From owner-freebsd-www  Fri Aug 29 06:53:03 1997
Return-Path: <owner-freebsd-www>
Received: (from root@localhost)
          by hub.freebsd.org (8.8.7/8.8.7) id GAA04346
          for www-outgoing; Fri, 29 Aug 1997 06:53:03 -0700 (PDT)
Received: from fallout.campusview.indiana.edu (fallout.campusview.indiana.edu [149.159.1.1])
          by hub.freebsd.org (8.8.7/8.8.7) with ESMTP id GAA04341
          for <www@FreeBSD.ORG>; Fri, 29 Aug 1997 06:52:58 -0700 (PDT)
Received: from localhost (jfieber@localhost)
	by fallout.campusview.indiana.edu (8.8.5/8.8.5) with SMTP id IAA13436;
	Fri, 29 Aug 1997 08:52:38 -0500 (EST)
Date: Fri, 29 Aug 1997 08:52:38 -0500 (EST)
From: John Fieber <jfieber@indiana.edu>
To: Stefan Bethke <stefan@promo.de>
cc: "Jordan K. Hubbard" <jkh@time.cdrom.com>, www@FreeBSD.ORG
Subject: Re: Something I've always wanted to see with the mailing list search
In-Reply-To: <l03102801b02c54a7fe9c@[194.45.188.81]>
Message-ID: <Pine.BSF.3.96.970829075012.341E-100000@fallout.campusview.indiana.edu>
MIME-Version: 1.0
Content-Type: TEXT/PLAIN; charset=US-ASCII
Sender: owner-freebsd-www@FreeBSD.ORG
X-Loop: FreeBSD.org
Precedence: bulk

On Fri, 29 Aug 1997, Stefan Bethke wrote:

> At 12:00 Uhr +0200 29.08.1997, Jordan K. Hubbard wrote:

> >Is thread preservation, e.g. when I do a search for "laptop AND IBM"

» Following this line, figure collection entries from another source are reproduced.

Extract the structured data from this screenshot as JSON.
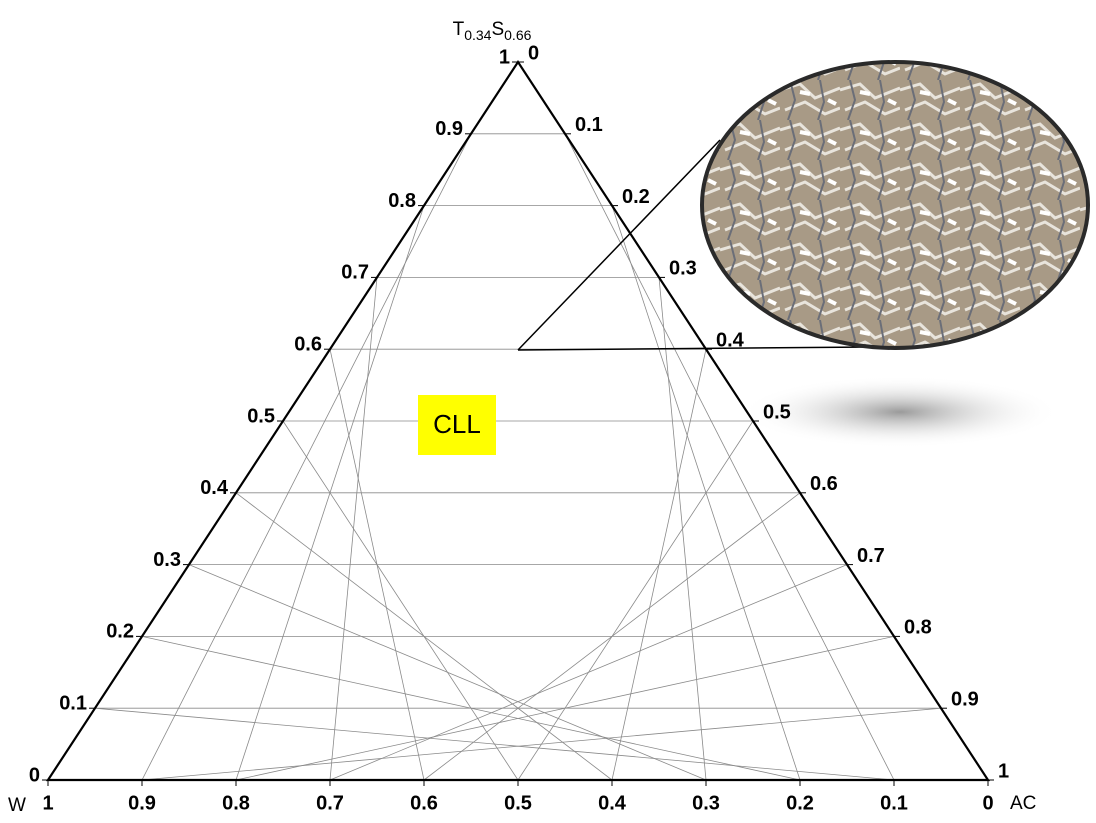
{
  "top_label": [
    "T",
    "0.34",
    "S",
    "0.66"
  ],
  "left_label": "W",
  "right_label": "AC",
  "left_axis_ticks": [
    0,
    0.1,
    0.2,
    0.3,
    0.4,
    0.5,
    0.6,
    0.7,
    0.8,
    0.9,
    1
  ],
  "right_axis_ticks": [
    0,
    0.1,
    0.2,
    0.3,
    0.4,
    0.5,
    0.6,
    0.7,
    0.8,
    0.9,
    1
  ],
  "bottom_axis_ticks": [
    1,
    0.9,
    0.8,
    0.7,
    0.6,
    0.5,
    0.4,
    0.3,
    0.2,
    0.1,
    0
  ],
  "region_label": "CLL"
}
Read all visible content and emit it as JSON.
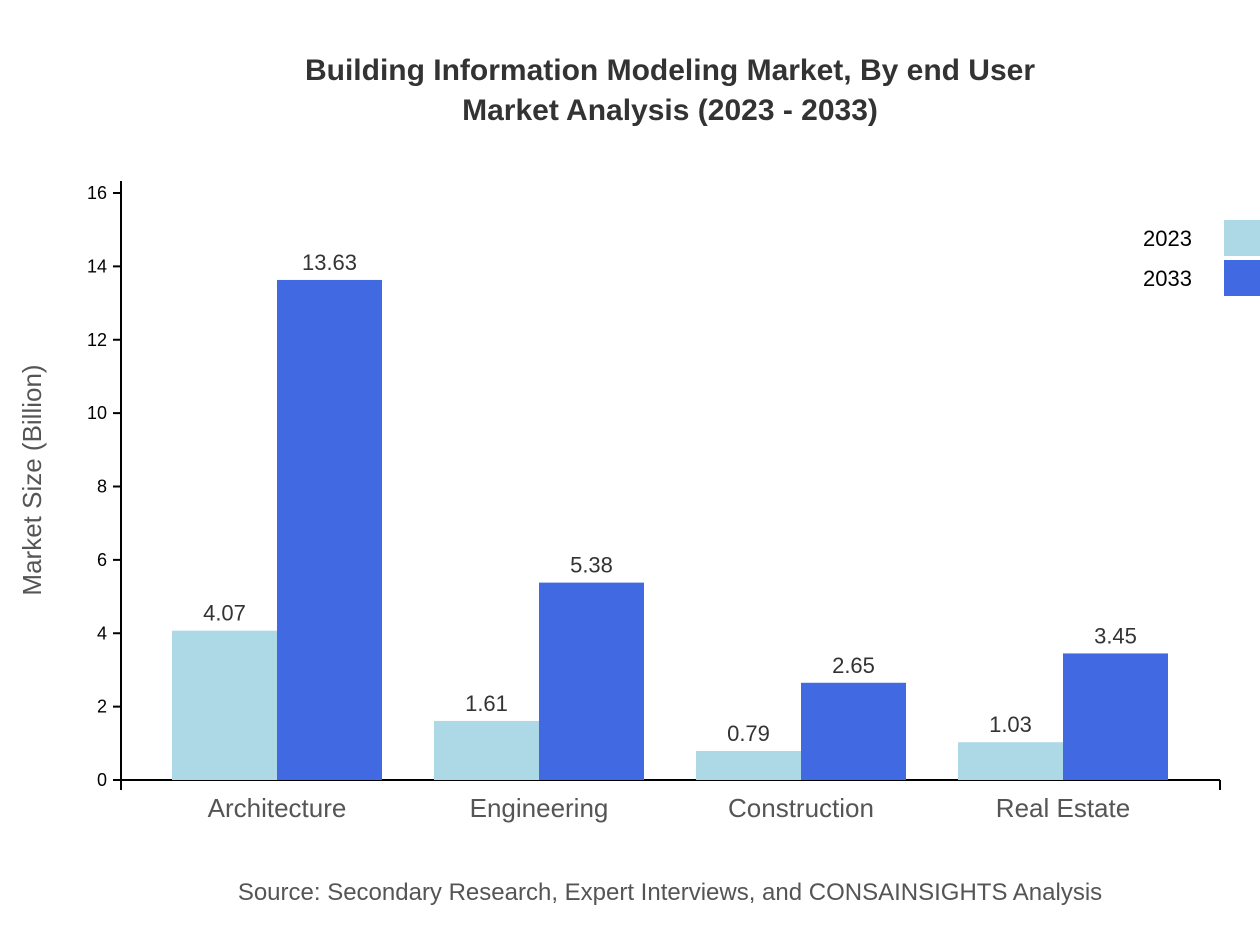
{
  "chart_data": {
    "type": "bar",
    "title": [
      "Building Information Modeling Market, By end User",
      "Market Analysis (2023 - 2033)"
    ],
    "xlabel": "",
    "ylabel": "Market Size (Billion)",
    "ylim": [
      0,
      16
    ],
    "yticks": [
      0,
      2,
      4,
      6,
      8,
      10,
      12,
      14,
      16
    ],
    "categories": [
      "Architecture",
      "Engineering",
      "Construction",
      "Real Estate"
    ],
    "series": [
      {
        "name": "2023",
        "color": "#add8e6",
        "values": [
          4.07,
          1.61,
          0.79,
          1.03
        ]
      },
      {
        "name": "2033",
        "color": "#4169e1",
        "values": [
          13.63,
          5.38,
          2.65,
          3.45
        ]
      }
    ],
    "legend": "top-right",
    "grid": false,
    "source": "Source: Secondary Research, Expert Interviews, and CONSAINSIGHTS Analysis"
  }
}
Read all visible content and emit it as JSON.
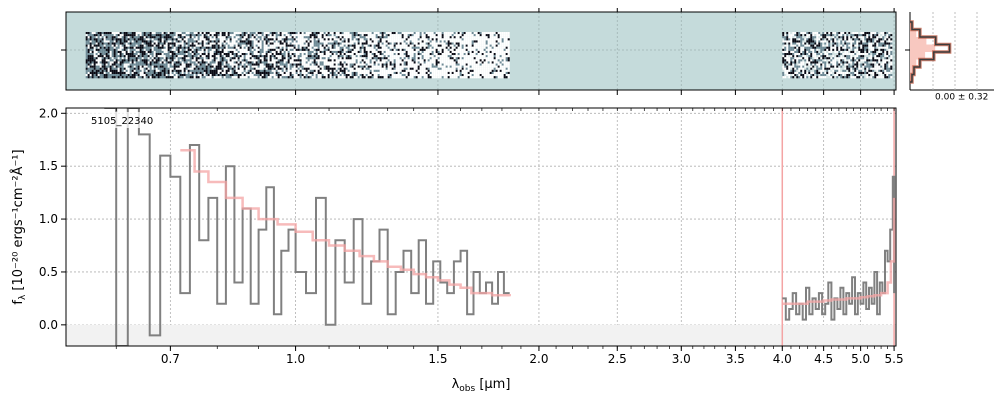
{
  "chart_data": [
    {
      "type": "heatmap",
      "description_role": "2D spectrum panel",
      "x_domain": [
        0.52,
        5.53
      ],
      "background_color": "#c5dbdb",
      "signal_regions": [
        {
          "x_from": 0.55,
          "x_to": 1.85,
          "density": "high_at_blue_end"
        },
        {
          "x_from": 4.0,
          "x_to": 5.5,
          "density": "moderate"
        }
      ],
      "grid": true
    },
    {
      "type": "line",
      "xscale": "log",
      "xlim": [
        0.52,
        5.53
      ],
      "ylim": [
        -0.2,
        2.05
      ],
      "xlabel_main": "λ",
      "xlabel_sub": "obs",
      "xlabel_unit": " [μm]",
      "ylabel_main": "f",
      "ylabel_sub": "λ",
      "ylabel_unit": " [10⁻²⁰ ergs⁻¹cm⁻²Å⁻¹]",
      "xticks": [
        0.7,
        1.0,
        1.5,
        2.0,
        2.5,
        3.0,
        3.5,
        4.0,
        4.5,
        5.0,
        5.5
      ],
      "xtick_labels": [
        "0.7",
        "1.0",
        "1.5",
        "2.0",
        "2.5",
        "3.0",
        "3.5",
        "4.0",
        "4.5",
        "5.0",
        "5.5"
      ],
      "yticks": [
        0.0,
        0.5,
        1.0,
        1.5,
        2.0
      ],
      "ytick_labels": [
        "0.0",
        "0.5",
        "1.0",
        "1.5",
        "2.0"
      ],
      "annotation": "5105_22340",
      "grid": true,
      "colors": {
        "data": "#808080",
        "model": "#f4a4a4",
        "vline": "#f4a4a4"
      },
      "vlines": [
        4.0,
        5.5
      ],
      "series": [
        {
          "role": "data_prism_blue",
          "x": [
            0.58,
            0.6,
            0.62,
            0.64,
            0.66,
            0.68,
            0.7,
            0.72,
            0.74,
            0.76,
            0.78,
            0.8,
            0.82,
            0.84,
            0.86,
            0.88,
            0.9,
            0.92,
            0.94,
            0.96,
            0.98,
            1.0,
            1.03,
            1.06,
            1.09,
            1.12,
            1.15,
            1.18,
            1.21,
            1.24,
            1.27,
            1.3,
            1.33,
            1.36,
            1.39,
            1.42,
            1.45,
            1.48,
            1.51,
            1.54,
            1.57,
            1.6,
            1.63,
            1.66,
            1.69,
            1.72,
            1.75,
            1.78,
            1.81,
            1.84
          ],
          "y": [
            2.05,
            -0.2,
            2.05,
            1.8,
            -0.1,
            1.6,
            1.4,
            0.3,
            1.7,
            0.8,
            1.2,
            0.2,
            1.5,
            0.4,
            1.1,
            0.2,
            0.9,
            1.3,
            0.1,
            0.7,
            0.9,
            0.5,
            0.3,
            1.2,
            0.0,
            0.8,
            0.4,
            1.0,
            0.2,
            0.6,
            0.9,
            0.1,
            0.5,
            0.7,
            0.3,
            0.8,
            0.2,
            0.6,
            0.4,
            0.3,
            0.6,
            0.7,
            0.1,
            0.5,
            0.3,
            0.4,
            0.2,
            0.5,
            0.3,
            0.3
          ]
        },
        {
          "role": "data_prism_red",
          "x": [
            4.0,
            4.04,
            4.08,
            4.12,
            4.16,
            4.2,
            4.24,
            4.28,
            4.32,
            4.36,
            4.4,
            4.44,
            4.48,
            4.52,
            4.56,
            4.6,
            4.64,
            4.68,
            4.72,
            4.76,
            4.8,
            4.84,
            4.88,
            4.92,
            4.96,
            5.0,
            5.04,
            5.08,
            5.12,
            5.16,
            5.2,
            5.24,
            5.28,
            5.32,
            5.36,
            5.4,
            5.44,
            5.48,
            5.5
          ],
          "y": [
            0.25,
            0.05,
            0.15,
            0.3,
            0.1,
            0.2,
            0.05,
            0.35,
            0.1,
            0.25,
            0.15,
            0.3,
            0.1,
            0.2,
            0.4,
            0.05,
            0.25,
            0.15,
            0.35,
            0.1,
            0.3,
            0.2,
            0.45,
            0.1,
            0.3,
            0.2,
            0.4,
            0.15,
            0.35,
            0.2,
            0.5,
            0.1,
            0.4,
            0.3,
            0.7,
            0.6,
            0.9,
            1.4,
            0.3
          ]
        },
        {
          "role": "model_blue",
          "x": [
            0.72,
            0.75,
            0.78,
            0.82,
            0.86,
            0.9,
            0.95,
            1.0,
            1.05,
            1.1,
            1.15,
            1.2,
            1.25,
            1.3,
            1.35,
            1.4,
            1.45,
            1.5,
            1.55,
            1.6,
            1.65,
            1.7,
            1.75,
            1.8,
            1.84
          ],
          "y": [
            1.65,
            1.45,
            1.35,
            1.2,
            1.1,
            1.0,
            0.95,
            0.88,
            0.8,
            0.75,
            0.7,
            0.65,
            0.6,
            0.55,
            0.52,
            0.48,
            0.45,
            0.42,
            0.38,
            0.35,
            0.3,
            0.3,
            0.28,
            0.28,
            0.27
          ]
        },
        {
          "role": "model_red",
          "x": [
            4.0,
            4.1,
            4.2,
            4.3,
            4.4,
            4.5,
            4.6,
            4.7,
            4.8,
            4.9,
            5.0,
            5.1,
            5.2,
            5.3,
            5.4,
            5.45,
            5.5
          ],
          "y": [
            0.2,
            0.2,
            0.2,
            0.22,
            0.22,
            0.23,
            0.24,
            0.24,
            0.25,
            0.25,
            0.26,
            0.27,
            0.28,
            0.3,
            0.4,
            0.6,
            1.2
          ]
        }
      ]
    },
    {
      "type": "bar",
      "description_role": "pixel histogram side panel",
      "label": "0.00 ± 0.32",
      "bins": [
        -1.0,
        -0.75,
        -0.5,
        -0.25,
        0.0,
        0.25,
        0.5,
        0.75,
        1.0
      ],
      "counts": [
        0.05,
        0.25,
        0.65,
        1.0,
        0.6,
        0.25,
        0.1,
        0.05
      ],
      "colors": {
        "fill": "#f8c8c0",
        "step": "#3b3b3b",
        "curve": "#c0604a"
      }
    }
  ]
}
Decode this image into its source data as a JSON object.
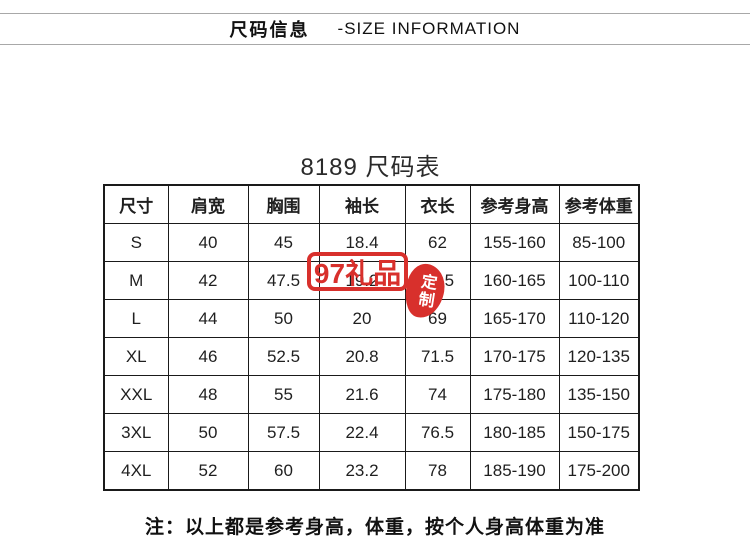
{
  "banner": {
    "title_cn": "尺码信息",
    "title_en": "-SIZE INFORMATION"
  },
  "table": {
    "title": "8189 尺码表",
    "columns": [
      "尺寸",
      "肩宽",
      "胸围",
      "袖长",
      "衣长",
      "参考身高",
      "参考体重"
    ],
    "rows": [
      [
        "S",
        "40",
        "45",
        "18.4",
        "62",
        "155-160",
        "85-100"
      ],
      [
        "M",
        "42",
        "47.5",
        "19.2",
        "65.5",
        "160-165",
        "100-110"
      ],
      [
        "L",
        "44",
        "50",
        "20",
        "69",
        "165-170",
        "110-120"
      ],
      [
        "XL",
        "46",
        "52.5",
        "20.8",
        "71.5",
        "170-175",
        "120-135"
      ],
      [
        "XXL",
        "48",
        "55",
        "21.6",
        "74",
        "175-180",
        "135-150"
      ],
      [
        "3XL",
        "50",
        "57.5",
        "22.4",
        "76.5",
        "180-185",
        "150-175"
      ],
      [
        "4XL",
        "52",
        "60",
        "23.2",
        "78",
        "185-190",
        "175-200"
      ]
    ]
  },
  "note": "注：以上都是参考身高，体重，按个人人身高体重为准",
  "note_text": "注：以上都是参考身高，体重，按个人身高体重为准",
  "watermark": {
    "box_text": "97礼品",
    "seal_text": "定制",
    "color": "#d8302c"
  }
}
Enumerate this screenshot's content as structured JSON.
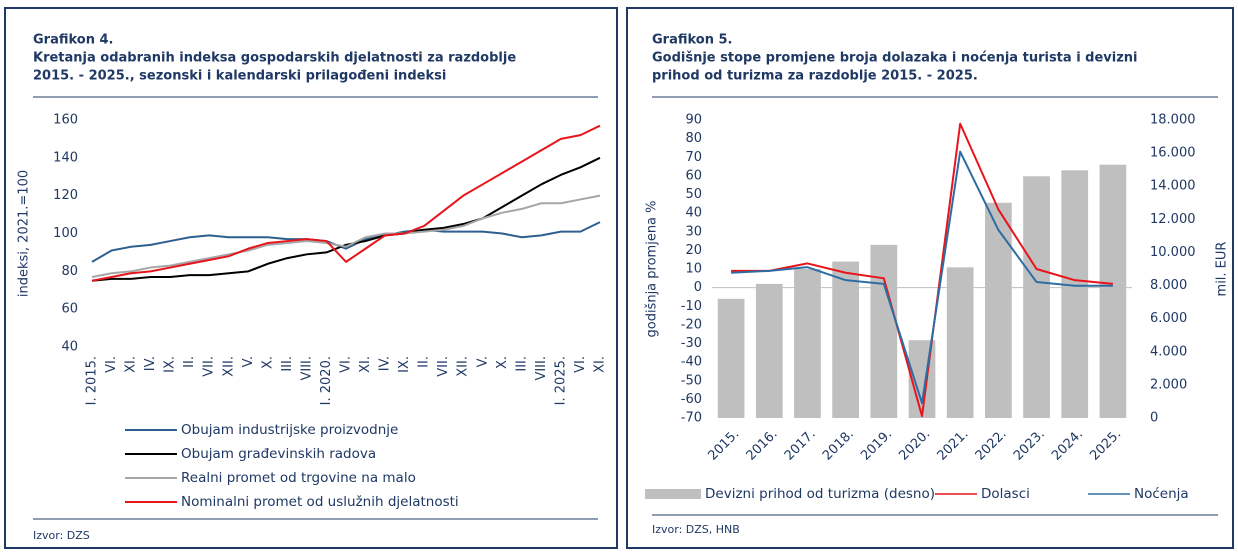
{
  "chart_data": [
    {
      "type": "line",
      "title": "Grafikon 4.",
      "subtitle": [
        "Kretanja odabranih indeksa gospodarskih djelatnosti za razdoblje",
        "2015. - 2025., sezonski i kalendarski prilagođeni indeksi"
      ],
      "ylabel": "indeksi, 2021.=100",
      "source": "Izvor: DZS",
      "categories": [
        "I. 2015.",
        "VI.",
        "XI.",
        "IV.",
        "IX.",
        "II.",
        "VII.",
        "XII.",
        "V.",
        "X.",
        "III.",
        "VIII.",
        "I. 2020.",
        "VI.",
        "XI.",
        "IV.",
        "IX.",
        "II.",
        "VII.",
        "XII.",
        "V.",
        "X.",
        "III.",
        "VIII.",
        "I. 2025.",
        "VI.",
        "XI."
      ],
      "ylim": [
        40,
        160
      ],
      "yticks": [
        40,
        60,
        80,
        100,
        120,
        140,
        160
      ],
      "grid": false,
      "series": [
        {
          "name": "Obujam industrijske proizvodnje",
          "color": "#2e5f8f",
          "values": [
            85,
            91,
            93,
            94,
            96,
            98,
            99,
            98,
            98,
            98,
            97,
            97,
            96,
            92,
            97,
            99,
            101,
            102,
            101,
            101,
            101,
            100,
            98,
            99,
            101,
            101,
            106
          ]
        },
        {
          "name": "Obujam građevinskih radova",
          "color": "#000000",
          "values": [
            75,
            76,
            76,
            77,
            77,
            78,
            78,
            79,
            80,
            84,
            87,
            89,
            90,
            94,
            96,
            99,
            100,
            102,
            103,
            105,
            108,
            114,
            120,
            126,
            131,
            135,
            140
          ]
        },
        {
          "name": "Realni promet od trgovine na malo",
          "color": "#a6a6a6",
          "values": [
            77,
            79,
            80,
            82,
            83,
            85,
            87,
            89,
            91,
            94,
            95,
            96,
            95,
            93,
            98,
            100,
            100,
            101,
            102,
            104,
            108,
            111,
            113,
            116,
            116,
            118,
            120
          ]
        },
        {
          "name": "Nominalni promet od uslužnih djelatnosti",
          "color": "#e8141b",
          "values": [
            75,
            77,
            79,
            80,
            82,
            84,
            86,
            88,
            92,
            95,
            96,
            97,
            96,
            85,
            92,
            99,
            100,
            104,
            112,
            120,
            126,
            132,
            138,
            144,
            150,
            152,
            157
          ]
        }
      ]
    },
    {
      "type": "combo",
      "title": "Grafikon 5.",
      "subtitle": [
        "Godišnje stope promjene broja dolazaka i noćenja turista i devizni",
        "prihod od turizma za razdoblje 2015. - 2025."
      ],
      "ylabel": "godišnja promjena %",
      "y2label": "mil. EUR",
      "source": "Izvor: DZS, HNB",
      "categories": [
        "2015.",
        "2016.",
        "2017.",
        "2018.",
        "2019.",
        "2020.",
        "2021.",
        "2022.",
        "2023.",
        "2024.",
        "2025."
      ],
      "ylim": [
        -70,
        90
      ],
      "yticks": [
        -70,
        -60,
        -50,
        -40,
        -30,
        -20,
        -10,
        0,
        10,
        20,
        30,
        40,
        50,
        60,
        70,
        80,
        90
      ],
      "y2lim": [
        0,
        18000
      ],
      "y2ticks": [
        0,
        {
          "value": 2000,
          "label": "2.000"
        },
        {
          "value": 4000,
          "label": "4.000"
        },
        {
          "value": 6000,
          "label": "6.000"
        },
        {
          "value": 8000,
          "label": "8.000"
        },
        {
          "value": 10000,
          "label": "10.000"
        },
        {
          "value": 12000,
          "label": "12.000"
        },
        {
          "value": 14000,
          "label": "14.000"
        },
        {
          "value": 16000,
          "label": "16.000"
        },
        {
          "value": 18000,
          "label": "18.000"
        }
      ],
      "grid": false,
      "series": [
        {
          "name": "Devizni prihod od turizma (desno)",
          "type": "bar",
          "axis": "y2",
          "color": "#bfbfbf",
          "values": [
            7200,
            8100,
            9000,
            9450,
            10460,
            4700,
            9100,
            13000,
            14600,
            14960,
            15300
          ]
        },
        {
          "name": "Dolasci",
          "type": "line",
          "color": "#e8141b",
          "values": [
            9,
            9,
            13,
            8,
            5,
            -69,
            88,
            42,
            10,
            4,
            2
          ]
        },
        {
          "name": "Noćenja",
          "type": "line",
          "color": "#2e6da4",
          "values": [
            8,
            9,
            11,
            4,
            2,
            -62,
            73,
            31,
            3,
            1,
            1
          ]
        }
      ]
    }
  ]
}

"Preservation" isn't quite the right term here...it is more like
thread discovery.  A thread is primairly a human construct that
is loosely represented in the actual messages with In-reply-to,
references and subject lines. DejaNews does the best that I've
seen, but it still leaves some to be desired.

For a good discussion of the issues, see:

  David D. Lewis and Kimberly A Knowles (1997) Threading
  electronic mail: a preliminary study.  Information Processing &
  Management, 33(2):209-217.

It turns out that breaking messages down in to quoted and
unquoted chunks, indexing them separately, and using vector space
similarity measures (what freeWAIS uses) for retrieval is more
accurate in retrieving what a human would consider to be a
message thread than following subject lines, in-reply-to or
references fields. In the absence of those fields, it is really
the only way to discover a thread. 

> Yes, definitly. Something like DejaNews would be nice. I just haven't found
> the time to do anything, but my idea is like this:
> 
> To find articles fast, you need to keep an index (into the raw files).
> Probably by message-id. This index would also contain the basic info about
> an article, such as subject, author, date, thread-id.

I've been puttering around with using postgres for thread
indexing using these field, but have not spent much time on it. 
Some preliminary experiments with freeWAIS (used for keyword
searching) show some possibility, but even simple date
restrictions in searches really stretch the boundaries of what
freeWAIS was designed to do efficiently.

As for constructing threads at index time, this may be best for
efficiency but extra care must be give to how threads are
represented.  For example, an "in-reply-to" linked tree may
contain several distinct, but related threads.  It should be
possible to get at the sub-threads individually, as well as the
larger thread.  This means that any message may have multiple
thread membership, either directly or indirectly via some thread
record with pointers to parent/child threads.  Ultimately, I
would hope for thread discovery at search time rather than
indexing time because it offers much more flexibility in tweaking
various dimensions of the thread concept--broadening or narrowing
the boundaries, building threads that cross boundaries between
in-reply-to message trees, etc....

What makes this problem difficult is the lack of off-the-shelf
software.  (And things like hypermail that don't scale are
disqualified.) A relational sort of database is necessary for
some parts of the problem, a text database for others but neither
one is sufficient.

The world would benefit greatly from good message threading
software.  Today, the individual message is the unit of
retrieval, but from a human point of view, the thread should be. 

-john